Omitting Vertex/Normal/TexCoord pointers with VBOs

Janko_Jerinic · December 9, 2010, 11:44am

Hi everyone,

Is there a way to omit repeated glVertexPointer, glNormalPointer and glTexCoordPointer calls when binding Vertex Buffer Objects, in order to reduse CPU/GPU overhead?

The whole idea is, when you bind a VBO using glBindBufferARB, you specify offsets into the VBO data, instead of real arrays of data. Hence, you will repeatedly do the following:

glVertexPointer(3, GL_FLOAT, 32, 0);
glNormalPointer(Gl.GL_FLOAT, 32, 12);
glTexCoordPointer(2, GL_FLOAT, 32, 24);

(using a 32-byte vertex footprint, 3 vertex/normal coords, 2 tex coords)

I’m rendering hundreds of thousands of objects (some are instanced, some aren’t), all of them using VBOs and each time I have to specify those identical offsets for separate array data. Of course, on a large scale, this induces a very heavy overhead.

I guess that, when you’re using VBO’s and specify pointers as offsets into the VBO, the addresses are resolved as absolute pointers (saved as client state) and hence, when you want to render the next object (by binding another VBO) and omit the abovementioned calls, regardless of your new VBO binding, actual pointers from which primitive data is read remain the same, and you get a reading from a dirty memory segment if you render more primitives than what the previous VBO contained.
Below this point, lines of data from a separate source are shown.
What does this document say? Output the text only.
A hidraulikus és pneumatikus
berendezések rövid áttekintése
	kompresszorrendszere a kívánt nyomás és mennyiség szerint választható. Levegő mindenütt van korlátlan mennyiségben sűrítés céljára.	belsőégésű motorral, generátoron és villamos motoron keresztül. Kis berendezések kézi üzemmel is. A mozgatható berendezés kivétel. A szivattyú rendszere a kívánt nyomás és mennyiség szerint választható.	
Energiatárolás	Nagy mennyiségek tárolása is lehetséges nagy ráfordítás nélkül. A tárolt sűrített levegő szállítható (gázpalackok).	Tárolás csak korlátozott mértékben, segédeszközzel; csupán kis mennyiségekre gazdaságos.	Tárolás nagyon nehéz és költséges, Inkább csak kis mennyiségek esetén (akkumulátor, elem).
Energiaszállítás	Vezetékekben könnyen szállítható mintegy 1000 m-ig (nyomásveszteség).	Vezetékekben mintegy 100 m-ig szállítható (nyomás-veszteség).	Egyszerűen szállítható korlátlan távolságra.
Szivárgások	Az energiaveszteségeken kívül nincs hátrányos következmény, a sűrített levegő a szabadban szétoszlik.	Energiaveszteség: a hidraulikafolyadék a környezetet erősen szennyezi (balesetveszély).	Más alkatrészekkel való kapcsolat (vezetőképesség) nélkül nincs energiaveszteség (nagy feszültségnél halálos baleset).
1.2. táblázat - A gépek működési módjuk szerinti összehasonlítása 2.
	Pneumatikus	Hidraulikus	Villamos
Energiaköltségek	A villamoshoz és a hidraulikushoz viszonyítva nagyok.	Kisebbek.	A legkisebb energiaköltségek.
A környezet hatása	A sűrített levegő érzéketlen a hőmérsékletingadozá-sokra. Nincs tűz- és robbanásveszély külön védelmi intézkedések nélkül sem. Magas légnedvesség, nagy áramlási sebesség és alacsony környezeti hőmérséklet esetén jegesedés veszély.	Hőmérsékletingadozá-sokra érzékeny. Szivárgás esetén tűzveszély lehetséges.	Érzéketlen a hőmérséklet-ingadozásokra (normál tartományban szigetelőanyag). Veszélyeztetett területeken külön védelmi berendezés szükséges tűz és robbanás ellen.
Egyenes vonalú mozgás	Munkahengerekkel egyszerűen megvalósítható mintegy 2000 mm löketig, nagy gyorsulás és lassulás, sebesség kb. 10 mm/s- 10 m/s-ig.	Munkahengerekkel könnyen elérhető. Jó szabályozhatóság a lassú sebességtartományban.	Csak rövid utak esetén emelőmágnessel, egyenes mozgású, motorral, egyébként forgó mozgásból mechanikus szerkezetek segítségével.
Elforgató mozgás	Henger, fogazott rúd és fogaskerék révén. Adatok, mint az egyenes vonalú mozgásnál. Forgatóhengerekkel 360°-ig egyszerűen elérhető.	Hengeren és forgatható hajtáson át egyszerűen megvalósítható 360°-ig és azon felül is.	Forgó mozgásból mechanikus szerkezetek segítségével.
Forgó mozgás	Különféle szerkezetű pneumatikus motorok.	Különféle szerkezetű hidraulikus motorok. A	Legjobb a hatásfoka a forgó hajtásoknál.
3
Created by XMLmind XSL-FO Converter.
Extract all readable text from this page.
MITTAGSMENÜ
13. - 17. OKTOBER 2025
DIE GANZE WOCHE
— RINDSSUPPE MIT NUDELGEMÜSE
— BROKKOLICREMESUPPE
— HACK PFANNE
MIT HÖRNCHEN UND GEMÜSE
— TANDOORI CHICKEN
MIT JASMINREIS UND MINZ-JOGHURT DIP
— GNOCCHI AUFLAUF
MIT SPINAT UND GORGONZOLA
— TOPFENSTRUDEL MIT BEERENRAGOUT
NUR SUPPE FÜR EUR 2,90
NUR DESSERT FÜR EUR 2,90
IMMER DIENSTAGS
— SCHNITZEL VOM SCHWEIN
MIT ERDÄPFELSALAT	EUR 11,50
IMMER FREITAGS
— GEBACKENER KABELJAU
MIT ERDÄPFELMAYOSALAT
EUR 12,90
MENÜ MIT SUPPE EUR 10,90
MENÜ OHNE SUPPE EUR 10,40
Given all that, my question is this: is there a way to tell the driver that I’ll be using constant vertex/normal/texcoord pointer offsets and just bind different VBOs? That way, I would call glVertexPointer/glNormalPointer/glTexCoordPointer just once per frame and. With frustum culling, occlusion and all, I would still shave around 1e5-1e6 unnecessary calls and get a huge framerate boost.

Any ideas? (At least who to turn to :))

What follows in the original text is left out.